Вошла мама и со стуком обрушила на стол кларнет Оуэна:
– Может, кто-нибудь объяснит мне, что инструмент делал в гостевой комнате?
– А Оуэна не пробовала спросить? – предложил Сет с полным ртом хлопьев.
– Что спросить? – полюбопытствовал входящий Оуэн.
Вот и он. Братик. Со взъерошенными после сна волосами он выглядит гораздо младше своих двенадцати, над губой красные «усы» от «Кул-Эйда», на подбородке крошки от завтрака, на ногах джинсы, а вместо футболки – верх от пижамы с Коржиком из «Улицы Сезам», из которой он уже пять лет как вырос во всех смыслах.
Оуэн. Вечный неряха и раздолбай.
Но мама при виде его сразу расцвела и почти повеселела:
– Ничего, солнышко. Иди умойся и надень чистую рубашку. Мы почти собрались.
– Я дошел до восемьдесят второго уровня! – возвестил Оуэн, сияя.
– Замечательно, дорогой. А теперь поторопись. Иначе опоздаем.
– Хорошо!
Одарив ослепительной улыбкой Сета и отца, Оуэн вышел.
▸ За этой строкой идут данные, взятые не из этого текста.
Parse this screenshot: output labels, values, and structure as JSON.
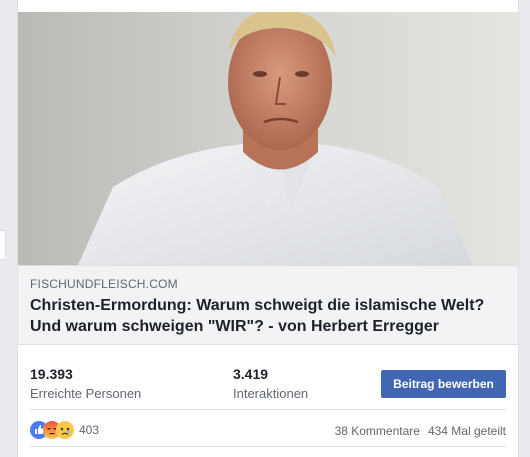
{
  "post": {
    "photo": {
      "alt_icon": "article-photo"
    },
    "link": {
      "domain": "FISCHUNDFLEISCH.COM",
      "headline_line1": "Christen-Ermordung: Warum schweigt die islamische Welt?",
      "headline_line2": "Und warum schweigen \"WIR\"? - von Herbert Erregger"
    },
    "insights": {
      "reach_value": "19.393",
      "reach_label": "Erreichte Personen",
      "engagement_value": "3.419",
      "engagement_label": "Interaktionen",
      "boost_label": "Beitrag bewerben"
    },
    "footer": {
      "reaction_icons": [
        "like-icon",
        "angry-icon",
        "sad-icon"
      ],
      "reaction_count": "403",
      "comments": "38 Kommentare",
      "shares": "434 Mal geteilt"
    }
  },
  "colors": {
    "boost_button": "#4267b2",
    "like": "#4a7cf5",
    "angry": "#f0533b",
    "sad": "#f7c84a"
  }
}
Мама поедала его глазами, словно шоколадное пирожное.
Когда она повернулась, лицо ее озарял такой теплый свет, что Сет с отцом невольно засмотрелись. Возникла неловкая пауза; наконец мама не выдержала и едва заметно смутилась:
– Давай быстрее, Сет. Иначе и в самом деле опоздаем.
Она ушла. Сет так и стоял с пригоршней хлопьев, пока отец не принялся молча пилить несчастную раму. Знакомое желание убраться куда подальше распирало изнутри, такое сильное и осязаемое, что, казалось, загляни – увидишь.
«Еще год, – подумал он. – Всего лишь год продержаться».
Впереди последний, выпускной, класс, а потом в университет – (возможно, если повезет) в один с Гудмундом и, наверное, Моникой. На самом деле неважно куда, лишь бы подальше от этого болота на юго-западе штата Вашингтон.
Подальше от этих чужаков, называющих себя родителями.
Но потом он вспомнил, что есть отдушины и поближе к дому.
«Час кларнета. И целые выходные свободы».
Мысль отозвалась неожиданной злостью.
И тут же почему-то расхотелось есть.
10
Сет просыпается на красной кушетке – той, которая побольше, – и снова не сразу стряхивает с себя…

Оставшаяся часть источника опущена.